Employers are seeking registered dieticians who have experience working in a number of areas, including assisted-living facilities and hospitals. Many employers prefer candidates who can interact well with patients, prepare customized nutritional plans, keep detailed records, monitor the patient's state and comply with all professional regulations and standards. In order to get a better sense of the kinds of jobs available, see the following job postings open during April 2012:

  • A healthcare center in Ohio was seeking a registered dietician. In addition to requiring the RD credential, this employer preferred candidates to have experience in long-term care in a hospital environment. Job duties included assessing the nutritional needs of residents, implementing approaches for solving nutritional problems, maintaining records and monitoring food-service employees.
  • A healthcare company in Montana was looking to hire a registered dietician. This employer required a bachelor's degree, an RD credential, expertise in clinical nutrition and good communication skills. Job duties included making comprehensive nutrition assessments for residents. Employees were also expected to participate with interdisciplinary teams in order to implement care strategies and monitor the hydration and nutrition status of residents.
  • A dining service in Illinois that specializes in serving hospitals, senior services and other businesses was seeking a registered dietician. In addition to the RD credential, the successful candidate would need at least two years of experience in a senior nursing facility, assisted-living center, rehabilitation center or an acute-care environment. Job duties included evaluating the nutritional needs of residents, establishing individualized care plans, monitoring the status of residents, working with the dining services department and maintaining documentation.
  • A children's medical center in Connecticut was seeking a registered dietician for part-time work. This employer required candidates to hold a bachelor's degree in nutrition and to have at least two years of work experience in pediatric care. Job duties included providing medical nutrition therapy to children and assessing the nutritional status of patients.

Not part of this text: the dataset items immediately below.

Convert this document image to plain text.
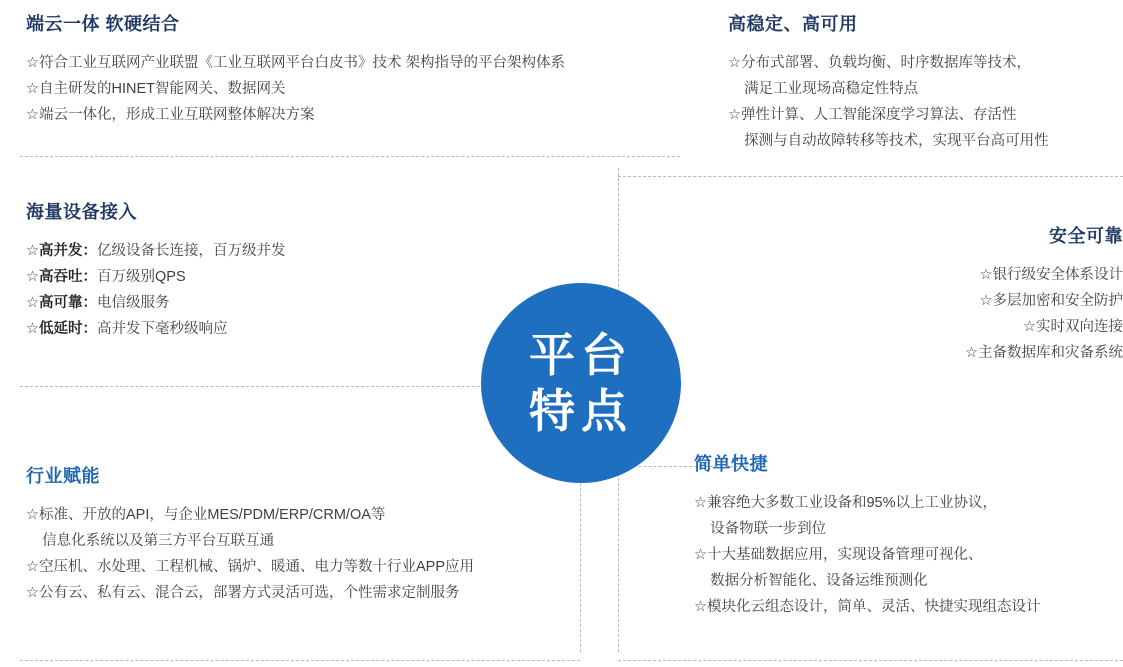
端云一体 软硬结合
☆符合工业互联网产业联盟《工业互联网平台白皮书》技术 架构指导的平台架构体系
☆自主研发的HINET智能网关、数据网关
☆端云一体化，形成工业互联网整体解决方案
高稳定、高可用
☆分布式部署、负载均衡、时序数据库等技术，
满足工业现场高稳定性特点
☆弹性计算、人工智能深度学习算法、存活性
探测与自动故障转移等技术，实现平台高可用性
海量设备接入
☆高并发：亿级设备长连接，百万级并发
☆高吞吐：百万级别QPS
☆高可靠：电信级服务
☆低延时：高并发下毫秒级响应
安全可靠
☆银行级安全体系设计
☆多层加密和安全防护
☆实时双向连接
☆主备数据库和灾备系统
行业赋能
☆标准、开放的API，与企业MES/PDM/ERP/CRM/OA等
信息化系统以及第三方平台互联互通
☆空压机、水处理、工程机械、锅炉、暖通、电力等数十行业APP应用
☆公有云、私有云、混合云，部署方式灵活可选，个性需求定制服务
简单快捷
☆兼容绝大多数工业设备和95%以上工业协议，
设备物联一步到位
☆十大基础数据应用，实现设备管理可视化、
数据分析智能化、设备运维预测化
☆模块化云组态设计，简单、灵活、快捷实现组态设计
平台
特点
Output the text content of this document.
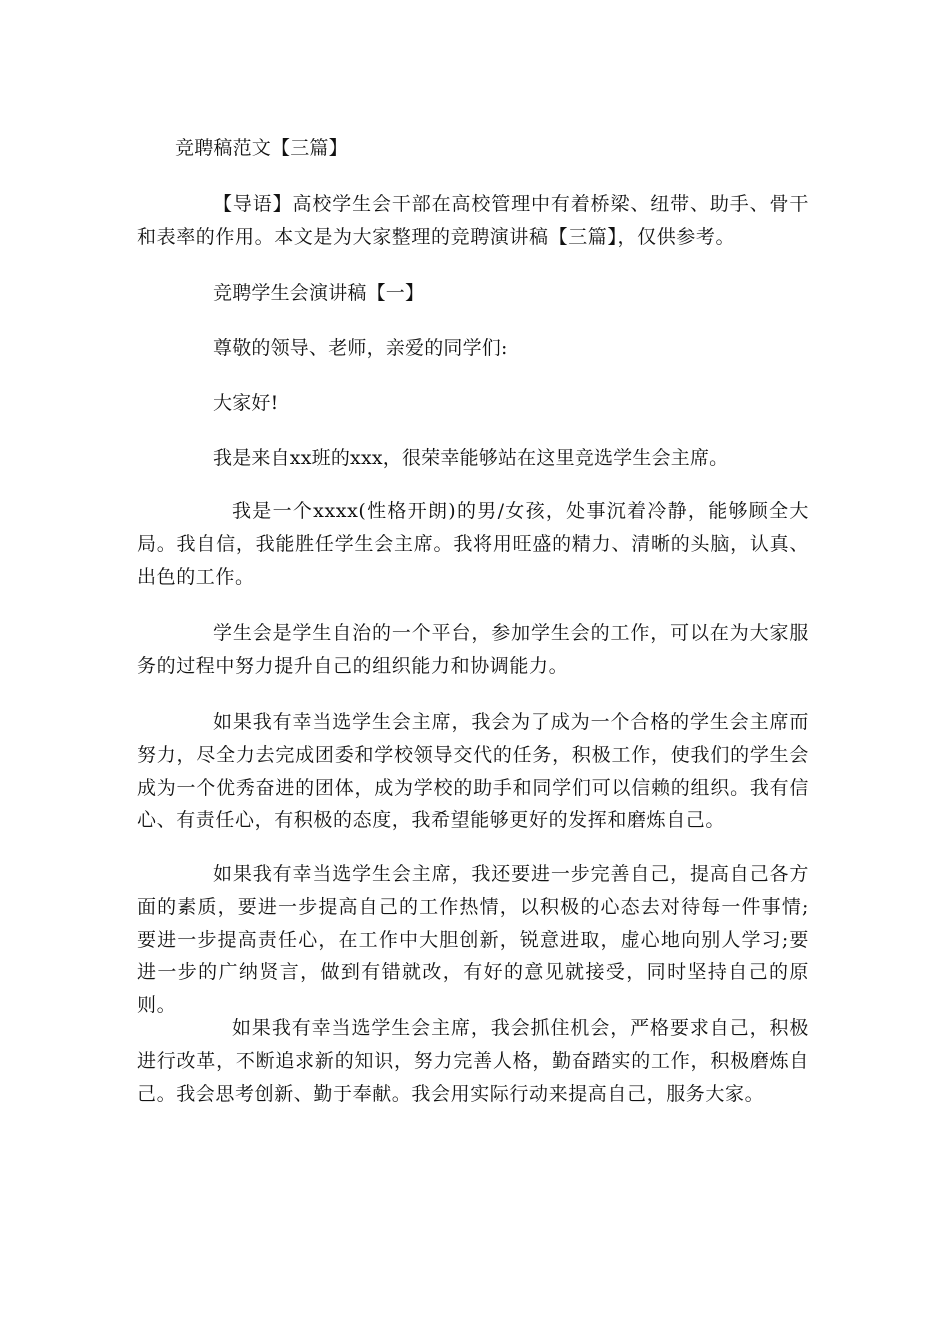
竞聘稿范文【三篇】
【导语】高校学生会干部在高校管理中有着桥梁、纽带、助手、骨干和表率的作用。本文是为大家整理的竞聘演讲稿【三篇】，仅供参考。
竞聘学生会演讲稿【一】
尊敬的领导、老师，亲爱的同学们:
大家好!
我是来自xx班的xxx，很荣幸能够站在这里竞选学生会主席。
我是一个xxxx(性格开朗)的男/女孩，处事沉着冷静，能够顾全大局。我自信，我能胜任学生会主席。我将用旺盛的精力、清晰的头脑，认真、出色的工作。
学生会是学生自治的一个平台，参加学生会的工作，可以在为大家服务的过程中努力提升自己的组织能力和协调能力。
如果我有幸当选学生会主席，我会为了成为一个合格的学生会主席而努力，尽全力去完成团委和学校领导交代的任务，积极工作，使我们的学生会成为一个优秀奋进的团体，成为学校的助手和同学们可以信赖的组织。我有信心、有责任心，有积极的态度，我希望能够更好的发挥和磨炼自己。
如果我有幸当选学生会主席，我还要进一步完善自己，提高自己各方面的素质，要进一步提高自己的工作热情，以积极的心态去对待每一件事情;要进一步提高责任心，在工作中大胆创新，锐意进取，虚心地向别人学习;要进一步的广纳贤言，做到有错就改，有好的意见就接受，同时坚持自己的原则。
如果我有幸当选学生会主席，我会抓住机会，严格要求自己，积极进行改革，不断追求新的知识，努力完善人格，勤奋踏实的工作，积极磨炼自己。我会思考创新、勤于奉献。我会用实际行动来提高自己，服务大家。
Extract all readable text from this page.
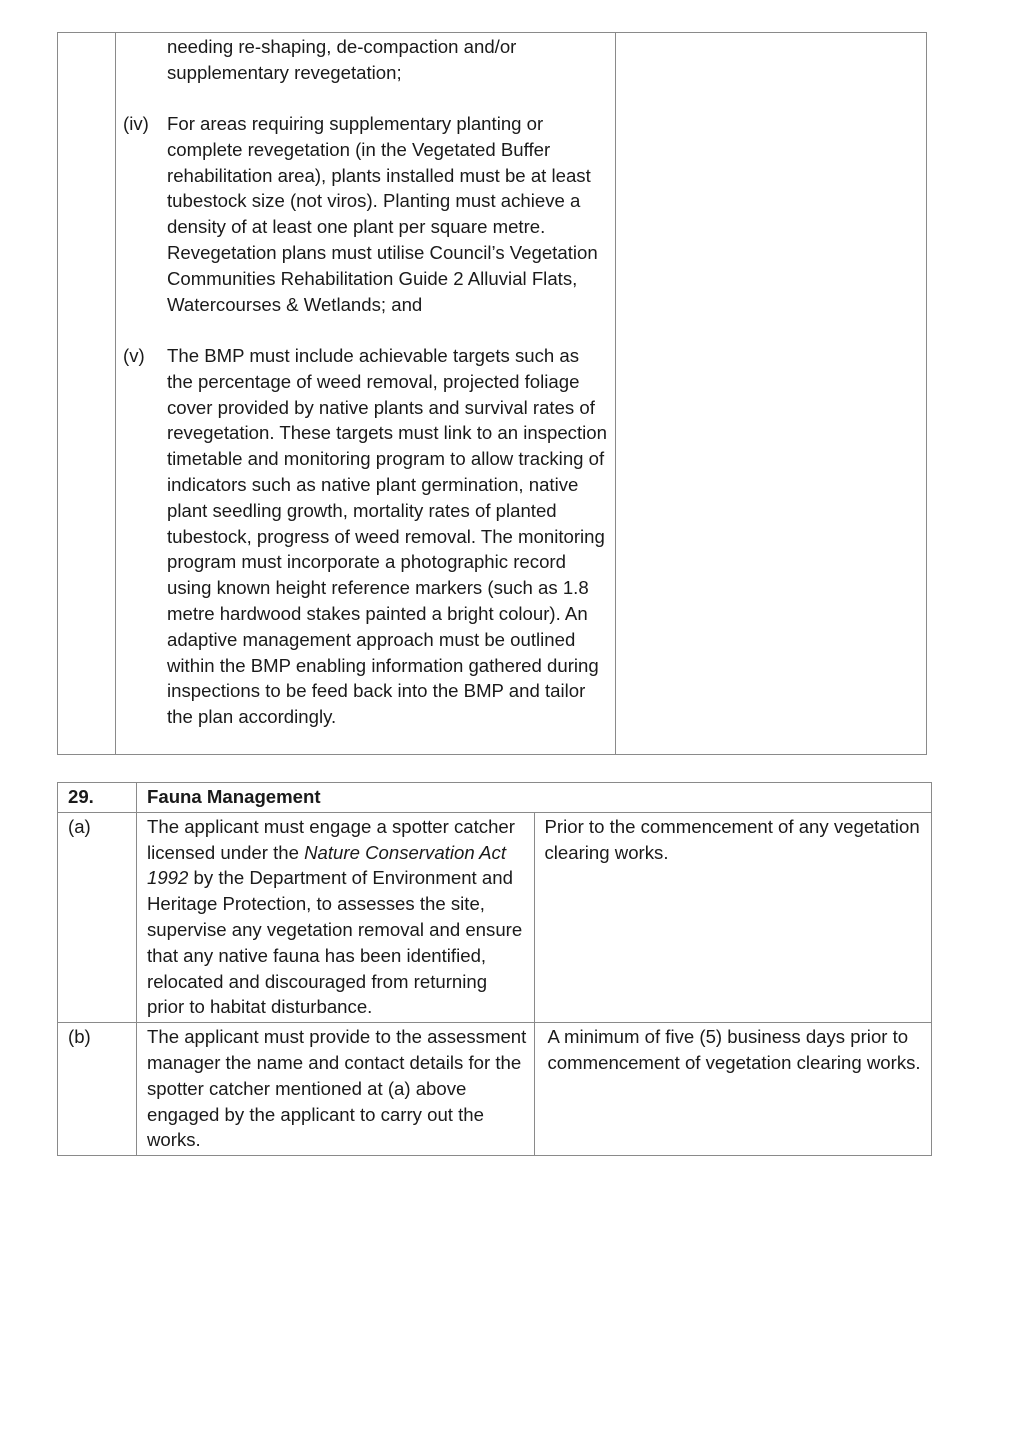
needing re-shaping, de-compaction and/or supplementary revegetation;
(iv) For areas requiring supplementary planting or complete revegetation (in the Vegetated Buffer rehabilitation area), plants installed must be at least tubestock size (not viros). Planting must achieve a density of at least one plant per square metre. Revegetation plans must utilise Council’s Vegetation Communities Rehabilitation Guide 2 Alluvial Flats, Watercourses & Wetlands; and
(v) The BMP must include achievable targets such as the percentage of weed removal, projected foliage cover provided by native plants and survival rates of revegetation. These targets must link to an inspection timetable and monitoring program to allow tracking of indicators such as native plant germination, native plant seedling growth, mortality rates of planted tubestock, progress of weed removal. The monitoring program must incorporate a photographic record using known height reference markers (such as 1.8 metre hardwood stakes painted a bright colour). An adaptive management approach must be outlined within the BMP enabling information gathered during inspections to be feed back into the BMP and tailor the plan accordingly.
29.	Fauna Management	
(a)	The applicant must engage a spotter catcher licensed under the Nature Conservation Act 1992 by the Department of Environment and Heritage Protection, to assesses the site, supervise any vegetation removal and ensure that any native fauna has been identified, relocated and discouraged from returning prior to habitat disturbance.	Prior to the commencement of any vegetation clearing works.
(b)	The applicant must provide to the assessment manager the name and contact details for the spotter catcher mentioned at (a) above engaged by the applicant to carry out the works.	A minimum of five (5) business days prior to commencement of vegetation clearing works.
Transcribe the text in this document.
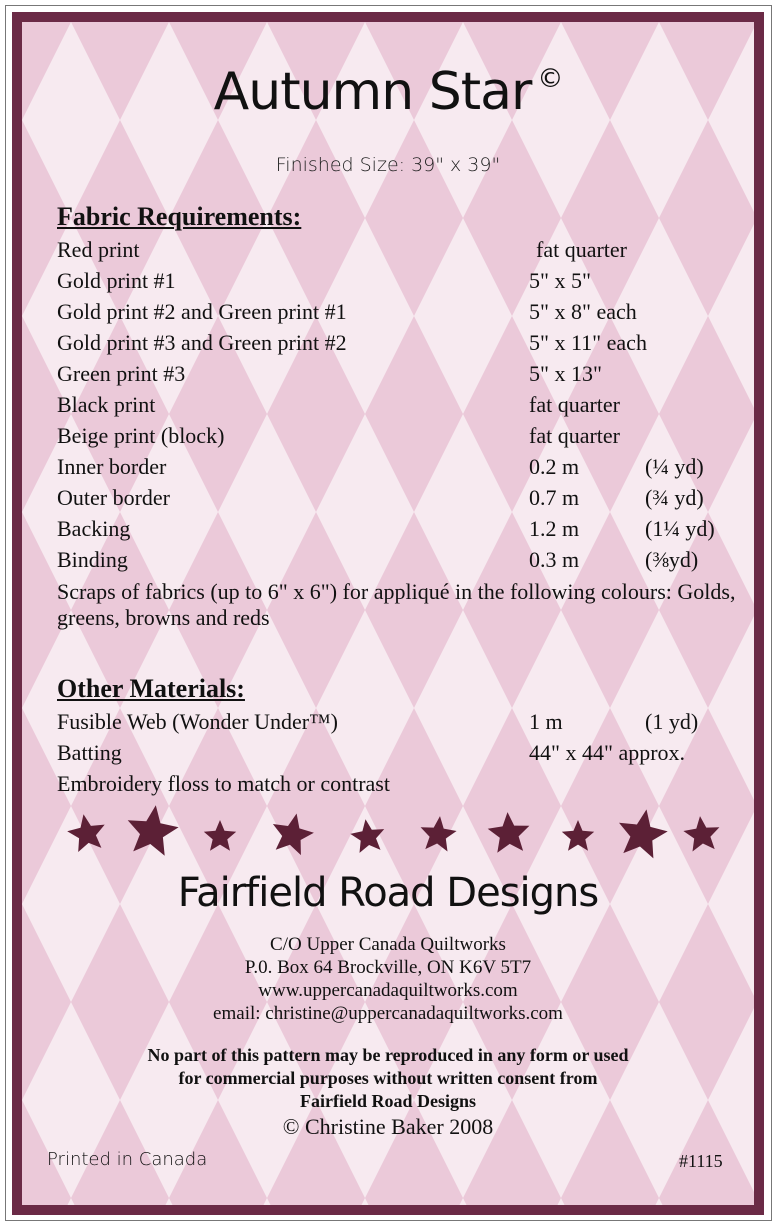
Autumn Star ©
Finished Size: 39" x 39"
Fabric Requirements:
Red print	fat quarter
Gold print #1	5" x 5"
Gold print #2 and Green print #1	5" x 8" each
Gold print #3 and Green print #2	5" x 11" each
Green print #3	5" x 13"
Black print	fat quarter
Beige print (block)	fat quarter
Inner border	0.2 m	(¼ yd)
Outer border	0.7 m	(¾ yd)
Backing	1.2 m	(1¼ yd)
Binding	0.3 m	(⅜yd)
Scraps of fabrics (up to 6" x 6") for appliqué in the following colours: Golds, greens, browns and reds
Other Materials:
Fusible Web (Wonder Under™)	1 m	(1 yd)
Batting	44" x 44" approx.
Embroidery floss to match or contrast
Fairfield Road Designs
C/O Upper Canada Quiltworks
P.0. Box 64 Brockville, ON K6V 5T7
www.uppercanadaquiltworks.com
email: christine@uppercanadaquiltworks.com
No part of this pattern may be reproduced in any form or used
for commercial purposes without written consent from
Fairfield Road Designs
© Christine Baker 2008
Printed in Canada	#1115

How to Stand Out in the Field

According to the BLS, it is not uncommon for dieticians to have advanced degrees. Thus, when job seeking, a graduate degree may be an advantage. In a graduate program, you can study more advanced topics in nutrition; for example, you can learn more about how nutrition interfaces with genetics, nutritional biochemistry, the biochemistry of vitamins and minerals and nutritional physiology. Additionally, you can also engage in research topics that interest you.

Alternative Career Paths

Dietetic Technician

If you're interested in nutrition and helping people make healthy choices, but don't want to commit to a lengthy formal education, then you may wish to consider becoming a dietetic technician. These technicians work under the supervision of registered dieticians. They observe the dietary patterns of patients, report dietary problems to physicians, plan menus and diets for families and individuals and assist dieticians with research. According to the BLS, the mean annual wage for a dietetic technician in May 2011 was about $29,000 and the mean hourly wage was around $14.00. The Occupational Information Network predicted job growth to remain about average between 2010 and 2020, rising somewhere between 10% and 19%.

Nursing Aides

If you'd rather assist in a variety of healthcare aspects, you may wish to pursue a career as a nursing aide. In some states, nursing aides administer medications and treatments under the direction of physicians. Most aides attend patient calls and determine patient needs. They assist patients with activities of daily living, document patient behavior and respond to patient complaints. They may also offer emotional support to patients. Consequently, it's important for individuals in this field to be patient, compassionate and respectful of others. According to the BLS, the median annual wage for a nursing aide in 2011 was around $24,000 and the mean hourly wage was about $12.00. Employment in this field was expected to grow faster than average among all occupations at about 20% between 2010 and 2020.